Republicans enjoy a variety of structural advantages in our current political system. One is that their voters are better distributed geographically than Democrats. Their voters also show up more consistently in non-Presidential elections. It is legislatively easier to get rid of regulations and cut taxes than it is to create new programs. Frankly if your ideology is just to cut taxes and appoint judges, that’s easier than navigating a bureaucracy to help those who need it. In short, their voters are more patient and consistently vote, and most of what they want is easier to do.
None of this is a satisfying answer though on the issue of ending Roe. This was a major achievement and took a lot more than structural advantages to get done. This is at a minimum a little bit bigger of an achievement than Obamacare was for Democrats, it was a cause that took generations, and really the only recent victory of this magnitude may very well have been the election of President Barack Obama as our first black President. It is a victorious culmination for an entire movement (though I’d warn them that victories like this often bring about a vicious backlash). The eldest of their votes to overturn Roe came from an appointee of 30 years ago and five Presidents ago. In that time span the GOP Presidents appointed six judges to the high court while only winning three of the eight elections since the appointment of Clarence Thomas. Yes, the GOP has held the Senate a slim majority of the last 30 years, but they mostly built this dominance over the court despite electoral results, not necessarily because of them alone. They simply are better at wielding power when they get it.
The best explanation for why the GOP can deliver a large victory like overturning Roe, despite its unpopularity and the fact they are not currently in power lies in the difference between the two parties voters- Republicans built a coalition of single-issue and single-cause voters. Sure, the pro-life movement and the pro-gun movement poll under water with the population at-large, but voters don’t vote that way. The majority of people who vote based on those two issues singularly in every election vote their way. The same can be said of people who want massive deregulation of the market, ending gay marriage, subsidies for fossil fuels, and tax cuts. Most voters base their vote on the one or two things they care about most, not some evaluation of how the whole party platform impacts all of society. If you come into their party because of one issue, they hope you’ll eventually become a disciple of the rest, but that’s really not that important. They understand that if you’re a pro-life voter, you’re probably voting Republican in 2022 and so they simply need to deliver.
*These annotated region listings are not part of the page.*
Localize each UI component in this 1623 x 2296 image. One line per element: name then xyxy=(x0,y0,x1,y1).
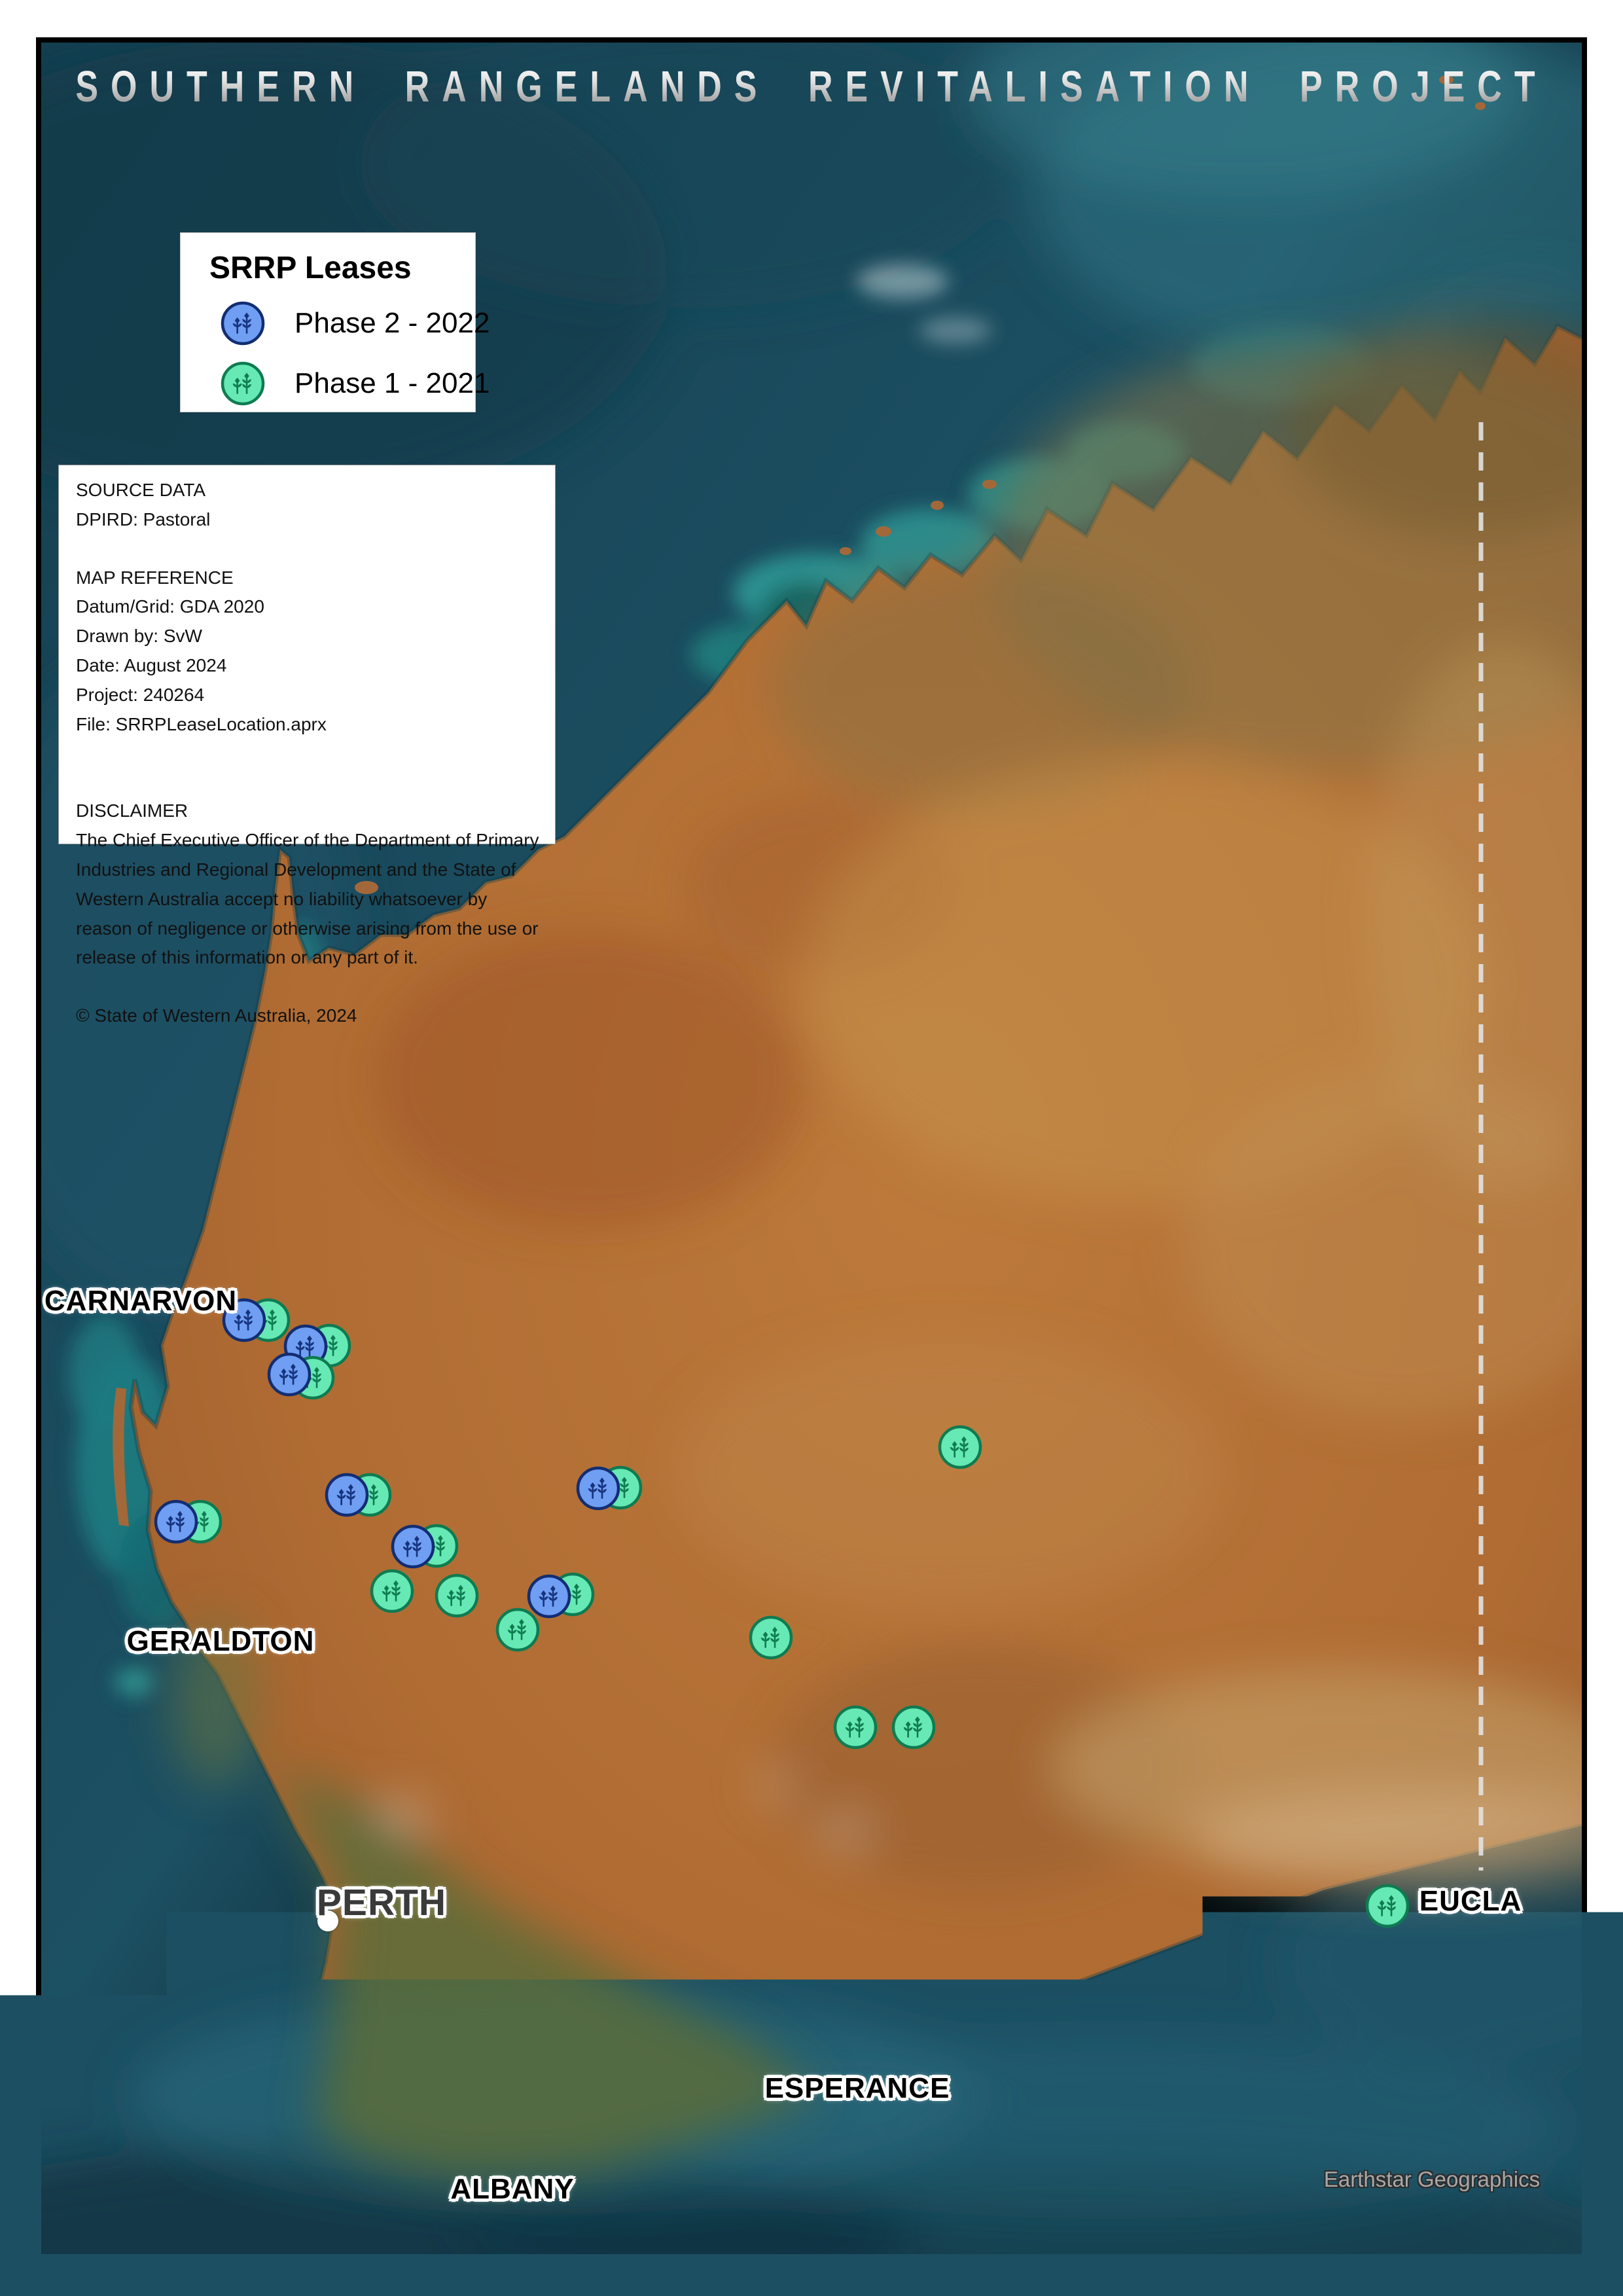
legend-title: SRRP Leases xyxy=(209,250,475,286)
phase1-marker-icon xyxy=(220,361,266,406)
lease-marker-phase1 xyxy=(893,1707,934,1748)
map-reference-heading: MAP REFERENCE xyxy=(76,564,542,593)
source-data-line: DPIRD: Pastoral xyxy=(76,505,542,535)
legend-item-label: Phase 2 - 2022 xyxy=(294,307,490,340)
lease-marker-phase1 xyxy=(835,1707,876,1748)
lease-marker-phase2 xyxy=(156,1501,196,1542)
source-data-heading: SOURCE DATA xyxy=(76,476,542,505)
basemap-attribution: Earthstar Geographics xyxy=(1324,2167,1540,2192)
lease-marker-phase2 xyxy=(327,1475,367,1515)
legend-item-phase2: Phase 2 - 2022 xyxy=(220,300,475,346)
lease-marker-phase2 xyxy=(578,1468,618,1509)
city-label-esperance: ESPERANCE xyxy=(765,2072,950,2105)
lease-marker-phase1 xyxy=(372,1571,412,1611)
lease-marker-phase2 xyxy=(529,1576,569,1617)
city-label-carnarvon: CARNARVON xyxy=(45,1285,237,1318)
lease-marker-phase1 xyxy=(437,1575,477,1616)
map-reference-line: Date: August 2024 xyxy=(76,651,542,681)
legend-item-label: Phase 1 - 2021 xyxy=(294,367,490,400)
city-label-perth: PERTH xyxy=(317,1881,446,1924)
phase2-marker-icon xyxy=(220,300,266,346)
lease-marker-phase2 xyxy=(393,1526,433,1567)
city-label-eucla: EUCLA xyxy=(1419,1885,1522,1918)
map-reference-line: Drawn by: SvW xyxy=(76,622,542,651)
map-main-title: SOUTHERN RANGELANDS REVITALISATION PROJE… xyxy=(41,63,1582,113)
map-reference-line: Datum/Grid: GDA 2020 xyxy=(76,592,542,622)
map-reference-line: File: SRRPLeaseLocation.aprx xyxy=(76,710,542,740)
city-label-albany: ALBANY xyxy=(450,2173,574,2206)
legend-panel: SRRP Leases Phase 2 - 2022 Phase 1 - 202… xyxy=(180,232,476,412)
map-reference-line: Project: 240264 xyxy=(76,681,542,710)
legend-item-phase1: Phase 1 - 2021 xyxy=(220,361,475,406)
disclaimer-heading: DISCLAIMER xyxy=(76,797,542,826)
disclaimer-text: The Chief Executive Officer of the Depar… xyxy=(76,826,542,973)
copyright-line: © State of Western Australia, 2024 xyxy=(76,1001,542,1031)
city-label-geraldton: GERALDTON xyxy=(127,1625,315,1658)
lease-marker-phase1 xyxy=(1367,1886,1408,1926)
map-info-box: SOURCE DATA DPIRD: Pastoral MAP REFERENC… xyxy=(58,465,556,844)
lease-marker-phase2 xyxy=(269,1354,310,1395)
lease-marker-phase1 xyxy=(751,1617,791,1658)
lease-marker-phase1 xyxy=(940,1427,980,1467)
lease-marker-phase1 xyxy=(497,1609,538,1650)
The truth is that the Democrats could never run their party that way. Even if 90% of Democrats believe in expanding access to health care, a clean environment, and police reform, there are boulevard sized divides over how to do it and how far to go. It is nearly impossible to keep everyone together on rhetoric, let alone legislative text. Do we want to expand the ACA or go to full single payer? Defund the police or reform them? Safe, legal, and rare abortion or abortion on demand? The truth is that Democrats are left to try and build a coalition big enough to beat the GOP’s collection of single-issue voters, and need some very different voters to come together in order to win. These people have very different overall pictures of the America they want.
Some of this comes down to Republican operatives in DC simply doing a better job. They’re far less worried about process and getting everyone to the table to gum up the wheels. Some of this all just goes back to who they are. The NRA generally probably agrees with the pro-life movement on abortion, but they’re there to get their way on guns. Everybody in their party has a lane. It’s easier to win when you generally speak with one voice.